Still tense, she said, "And where did you get your medical degree, Quentin?"

"How many doctors with medical degrees have been unable to help you?" he countered. "When is it time to consider perfectly viable alternate explanations for a so-called disease no expert has been able to treat? Next month? Next year? When you've done a roll call of the AMA? When most of your life is behind you and it's not even worth trying one more time?"

Quentin decided later that he was probably damned lucky she didn't just get up and walk away. He was pushing too hard, and he knew it; he was demanding that she suddenly question and discount what had been drummed into her for too many years and by too many doctors, and that was something that could never happen in an instant.

Diana didn't walk away. But she clearly wasn't willing to continue with the same topic. She was expressionless, but when she uncrossed her arms and reached for her coffee cup, the movements were jerky with strain.

"Look, you said you wanted to talk about this girl and her murder. I'm curious because you say my sketch looks the way she looked before she died."

"I say?"

"Well, if you don't have a photograph — that you can show me," she qualified hastily, remembering he'd said there were crime-scene and autopsy photos, " — you can't really prove it, can you?" She nodded when he remained silent. "For all I know, you did imagine a similarity. Hell, for all I know, you could be making up the whole damned thing. I met you a few hours ago; how do I know you're being honest with me?"

"You don't," he admitted.

"I don't even know you're really with the FBI."

Sighing, he said, "I left my I.D. in my room, but I'll make sure to show it to you later. I'm not lying to you, Diana. About anything."

"Are you going to tell me what happened to Missy?"

"Of course I am. As much as I know, anyway." He hesitated and then, compelled as he had been earlier in the observation tower, reached across the table and lightly touched her hand. "I'm sorry, I didn't mean to push—"

Whatever else he said, Diana didn't hear. It was as though a switch had been thrown; one instant she was sitting at a table with this man, on a warm, sunny veranda, conscious of the muted sounds of other people around them, and the next instant everything was different.
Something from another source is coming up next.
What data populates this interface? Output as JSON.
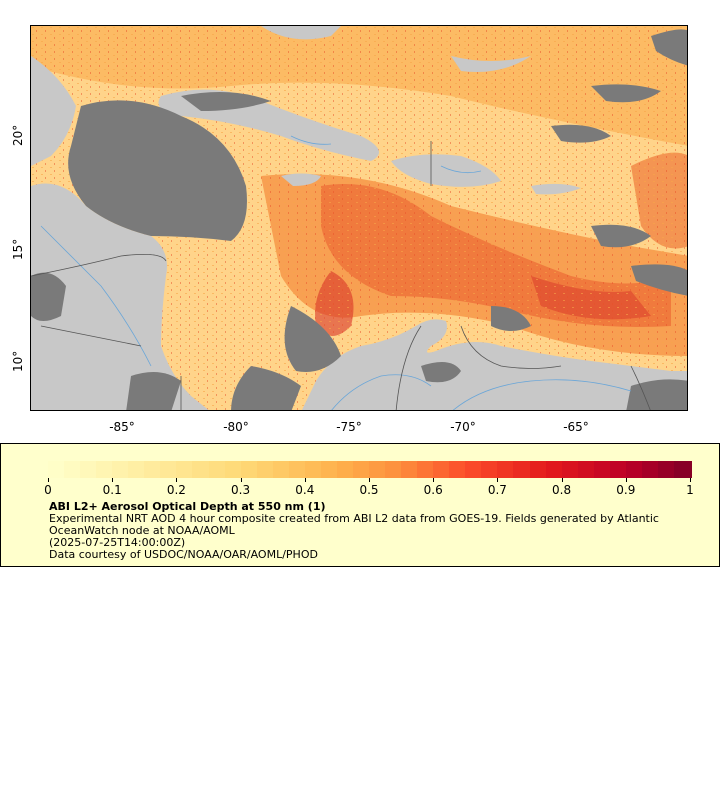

She was still on the veranda, but it was a darkened and gray space brightened intermittently as though by flashes of lightning. There was a peculiar smell she couldn't identify in the air, and it was cold. It was very cold.

Eerily, in the flashes of light she could see Quentin sitting across from her, looking at her with a slight frown, but he vanished in between them.

And when she looked down at the table, she could see in the flashes her hand gripping his strongly, as if she were holding on to a lifeline.

Between the flashes, her hand was holding... nothing.

She was completely alone in the grayness of almost-night.

Diana.

She didn't want to, but Diana found herself turning her head slowly to the right. There were two large potted palms flanking the steps that led down to the lower terrace, lawn, and the garden paths; at first, that's all she could see.